Councilman Thornsbury asked if more signs could be installed on Second Avenue to make it plain to drivers that it is a one-way street, saying that you can see vehicles going the wrong direction on a daily basis. The mayor assured him the signs would be installed and said there are several already in place.
Councilwoman Connie Rockel spoke with Blair about her plans to check the street lights in West Williamson for outages and also addressed the need to repair potholes in several different locations in her Ward.
Ralph Hall, an employee of Veolia Water who ran for city council in 2012, addressed the mayor and council about their decision to replace Thornsbury with Judy Hamrick, when he was the candidate who originally sought the seat.
“We made the decision we felt was best for the city,” McCormick said. “Judy is extremely knowledgeable and is a good fit for the council position.”

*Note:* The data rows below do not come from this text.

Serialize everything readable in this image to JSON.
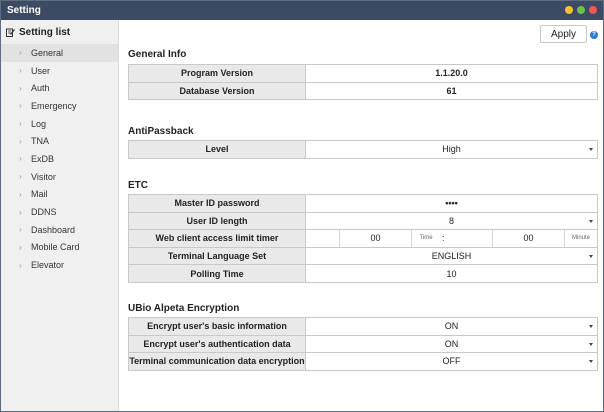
{
  "window": {
    "title": "Setting"
  },
  "sidebar": {
    "header": "Setting list",
    "items": [
      {
        "label": "General"
      },
      {
        "label": "User"
      },
      {
        "label": "Auth"
      },
      {
        "label": "Emergency"
      },
      {
        "label": "Log"
      },
      {
        "label": "TNA"
      },
      {
        "label": "ExDB"
      },
      {
        "label": "Visitor"
      },
      {
        "label": "Mail"
      },
      {
        "label": "DDNS"
      },
      {
        "label": "Dashboard"
      },
      {
        "label": "Mobile Card"
      },
      {
        "label": "Elevator"
      }
    ]
  },
  "toolbar": {
    "apply_label": "Apply",
    "help_glyph": "?"
  },
  "general_info": {
    "title": "General Info",
    "program_version_label": "Program Version",
    "program_version": "1.1.20.0",
    "database_version_label": "Database Version",
    "database_version": "61"
  },
  "antipassback": {
    "title": "AntiPassback",
    "level_label": "Level",
    "level": "High"
  },
  "etc": {
    "title": "ETC",
    "master_id_label": "Master ID password",
    "master_id_value": "••••",
    "user_id_length_label": "User ID length",
    "user_id_length": "8",
    "web_timer_label": "Web client access limit timer",
    "web_timer_hours": "00",
    "web_timer_time_unit": "Time",
    "web_timer_sep": ":",
    "web_timer_minutes": "00",
    "web_timer_minute_unit": "Minute",
    "terminal_language_label": "Terminal Language Set",
    "terminal_language": "ENGLISH",
    "polling_time_label": "Polling Time",
    "polling_time": "10"
  },
  "encryption": {
    "title": "UBio Alpeta Encryption",
    "basic_info_label": "Encrypt user's basic information",
    "basic_info": "ON",
    "auth_data_label": "Encrypt user's authentication data",
    "auth_data": "ON",
    "terminal_comm_label": "Terminal communication data encryption",
    "terminal_comm": "OFF"
  }
}
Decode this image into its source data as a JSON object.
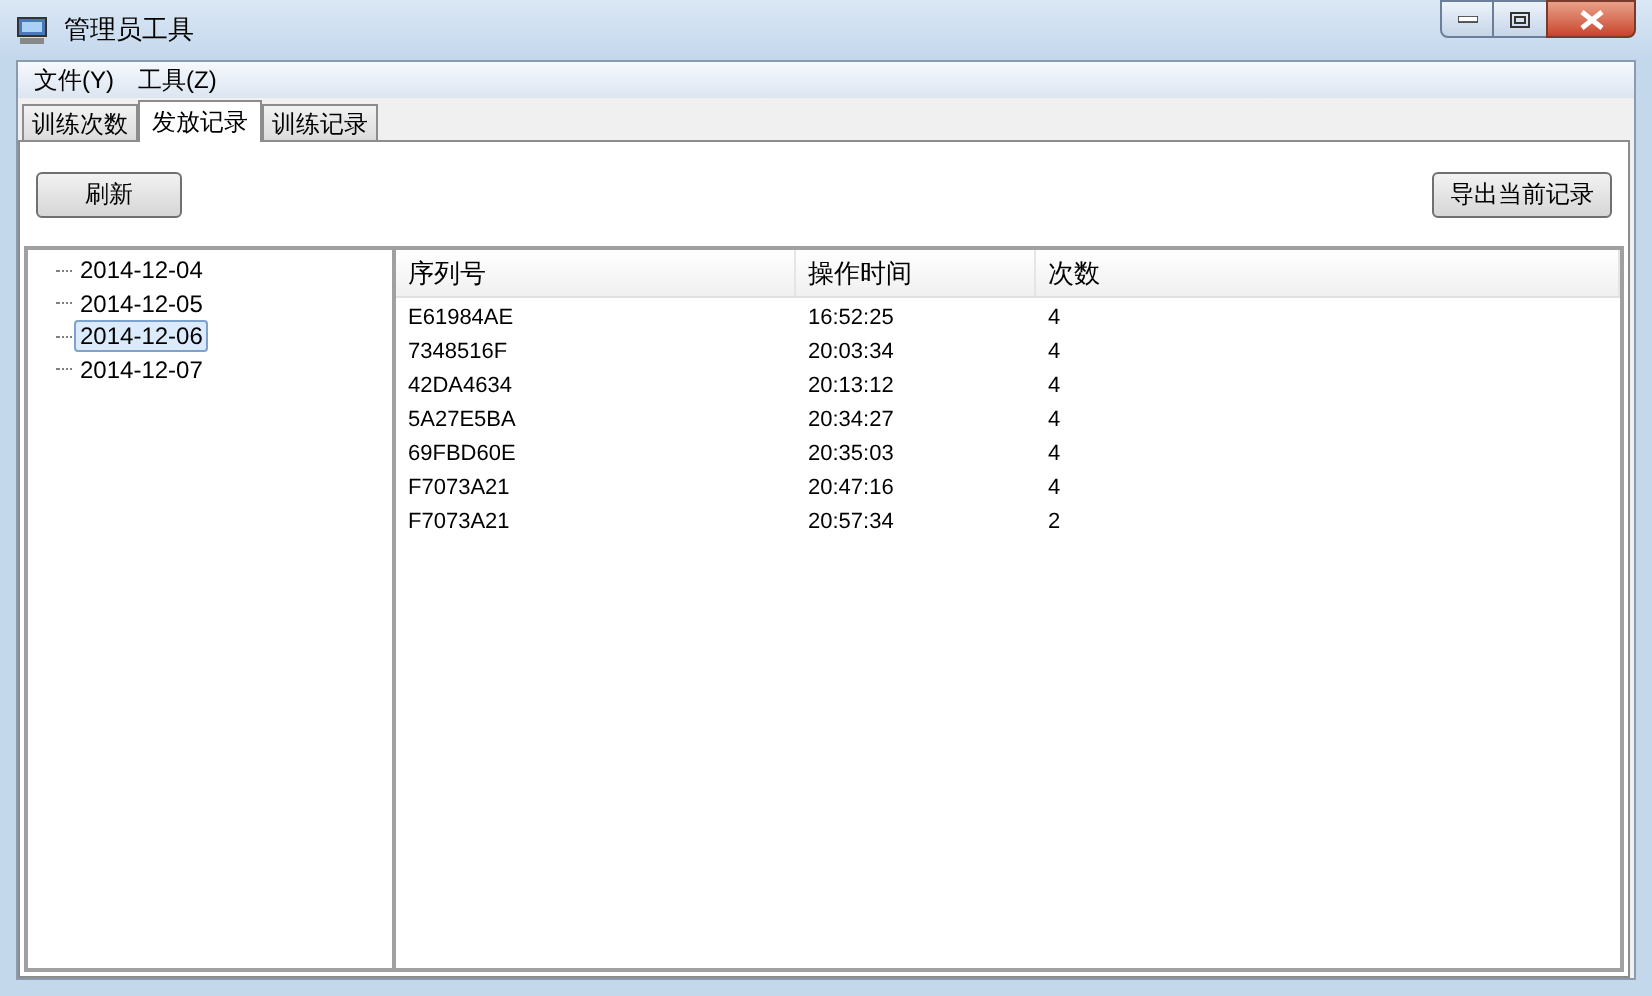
{
  "window": {
    "title": "管理员工具"
  },
  "menu": [
    {
      "label": "文件(Y)"
    },
    {
      "label": "工具(Z)"
    }
  ],
  "tabs": [
    {
      "label": "训练次数",
      "selected": false
    },
    {
      "label": "发放记录",
      "selected": true
    },
    {
      "label": "训练记录",
      "selected": false
    }
  ],
  "buttons": {
    "refresh": "刷新",
    "export": "导出当前记录"
  },
  "tree": [
    {
      "label": "2014-12-04",
      "selected": false
    },
    {
      "label": "2014-12-05",
      "selected": false
    },
    {
      "label": "2014-12-06",
      "selected": true
    },
    {
      "label": "2014-12-07",
      "selected": false
    }
  ],
  "table": {
    "columns": [
      "序列号",
      "操作时间",
      "次数"
    ],
    "rows": [
      [
        "E61984AE",
        "16:52:25",
        "4"
      ],
      [
        "7348516F",
        "20:03:34",
        "4"
      ],
      [
        "42DA4634",
        "20:13:12",
        "4"
      ],
      [
        "5A27E5BA",
        "20:34:27",
        "4"
      ],
      [
        "69FBD60E",
        "20:35:03",
        "4"
      ],
      [
        "F7073A21",
        "20:47:16",
        "4"
      ],
      [
        "F7073A21",
        "20:57:34",
        "2"
      ]
    ]
  }
}
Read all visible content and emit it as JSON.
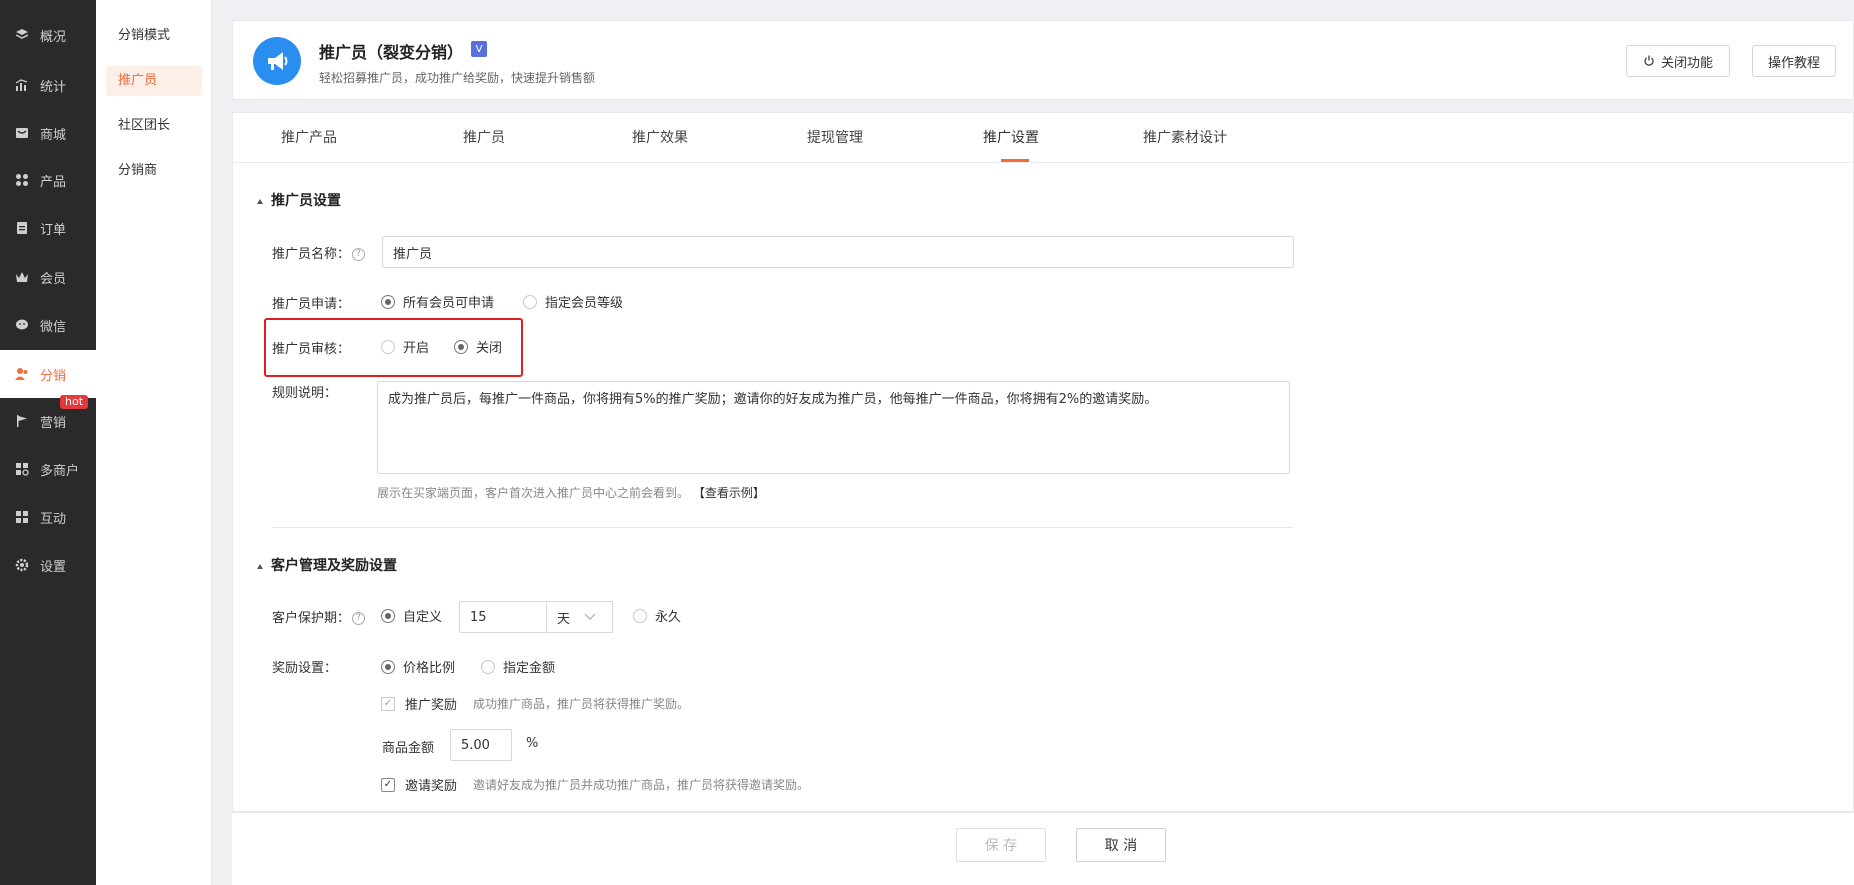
{
  "nav": [
    {
      "label": "概况",
      "icon": "layers-icon"
    },
    {
      "label": "统计",
      "icon": "chart-icon"
    },
    {
      "label": "商城",
      "icon": "store-icon"
    },
    {
      "label": "产品",
      "icon": "grid-icon"
    },
    {
      "label": "订单",
      "icon": "order-icon"
    },
    {
      "label": "会员",
      "icon": "crown-icon"
    },
    {
      "label": "微信",
      "icon": "wechat-icon"
    },
    {
      "label": "分销",
      "icon": "users-icon"
    },
    {
      "label": "营销",
      "icon": "flag-icon"
    },
    {
      "label": "多商户",
      "icon": "shop-icon"
    },
    {
      "label": "互动",
      "icon": "apps-icon"
    },
    {
      "label": "设置",
      "icon": "gear-icon"
    }
  ],
  "hot_badge": "hot",
  "subnav": [
    "分销模式",
    "推广员",
    "社区团长",
    "分销商"
  ],
  "header": {
    "title": "推广员（裂变分销）",
    "subtitle": "轻松招募推广员，成功推广给奖励，快速提升销售额",
    "close_btn": "关闭功能",
    "tutorial_btn": "操作教程"
  },
  "tabs": [
    "推广产品",
    "推广员",
    "推广效果",
    "提现管理",
    "推广设置",
    "推广素材设计"
  ],
  "section1": {
    "title": "推广员设置",
    "name_label": "推广员名称：",
    "name_value": "推广员",
    "apply_label": "推广员申请：",
    "apply_opt1": "所有会员可申请",
    "apply_opt2": "指定会员等级",
    "audit_label": "推广员审核：",
    "audit_opt1": "开启",
    "audit_opt2": "关闭",
    "rule_label": "规则说明：",
    "rule_text": "成为推广员后，每推广一件商品，你将拥有5%的推广奖励；邀请你的好友成为推广员，他每推广一件商品，你将拥有2%的邀请奖励。",
    "rule_hint": "展示在买家端页面，客户首次进入推广员中心之前会看到。",
    "rule_link": "【查看示例】"
  },
  "section2": {
    "title": "客户管理及奖励设置",
    "protect_label": "客户保护期：",
    "protect_custom": "自定义",
    "protect_value": "15",
    "protect_unit": "天",
    "protect_forever": "永久",
    "reward_label": "奖励设置：",
    "reward_opt1": "价格比例",
    "reward_opt2": "指定金额",
    "promo_reward": "推广奖励",
    "promo_reward_desc": "成功推广商品，推广员将获得推广奖励。",
    "amount_label": "商品金额",
    "amount_value": "5.00",
    "amount_unit": "%",
    "invite_reward": "邀请奖励",
    "invite_reward_desc": "邀请好友成为推广员并成功推广商品，推广员将获得邀请奖励。"
  },
  "footer": {
    "save": "保 存",
    "cancel": "取 消"
  }
}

“Why was I not considered?” Hall asked.
“You were considered; your name did come up but we chose Hamrick instead,” replied the mayor.
“Just because you run for an office doesn’t mean you have to be chosen to fill it if it becomes vacant,” Smith said.
“I have a lot of respect for Judy and I think the world of her, this is nothing personal against her. I just wanted to know why she was chosen instead of me,” Hall said. “I wish her all the best as a member of the Williamson council.”
At the conclusion of the meeting, the outgoing mayor addressed all those in attendance.
“It’s been an honor and privilege to serve the citizens of the city of Williamson,” McCormick said. It’s been a pleasure serving with these council members, as well as those I have served with in the past.”
“I love my hometown, and I hope that in the future I can once again serve in some capacity to continue working to move Williamson in a positive direction,” he said.
“I want to say thank you to all those who have supported me and my family, and who have extended kind words over the past two weeks. Your kindness and friendship means more than I can say.”
McCormick encouraged the public to continue to attend council meetings, saying that being active in local government is what it takes to see positive results.
“You have definitely been a working mayor,” Smith said. “There’s a lot that you have accomplished and set into motion that most people don’t even know about.”
Smith summed up his feelings regarding McCormick’s resignation in one sentence: “You will be missed.”
The next regularly scheduled meeting of the Williamson City Council will take place at 6 p.m. May 15.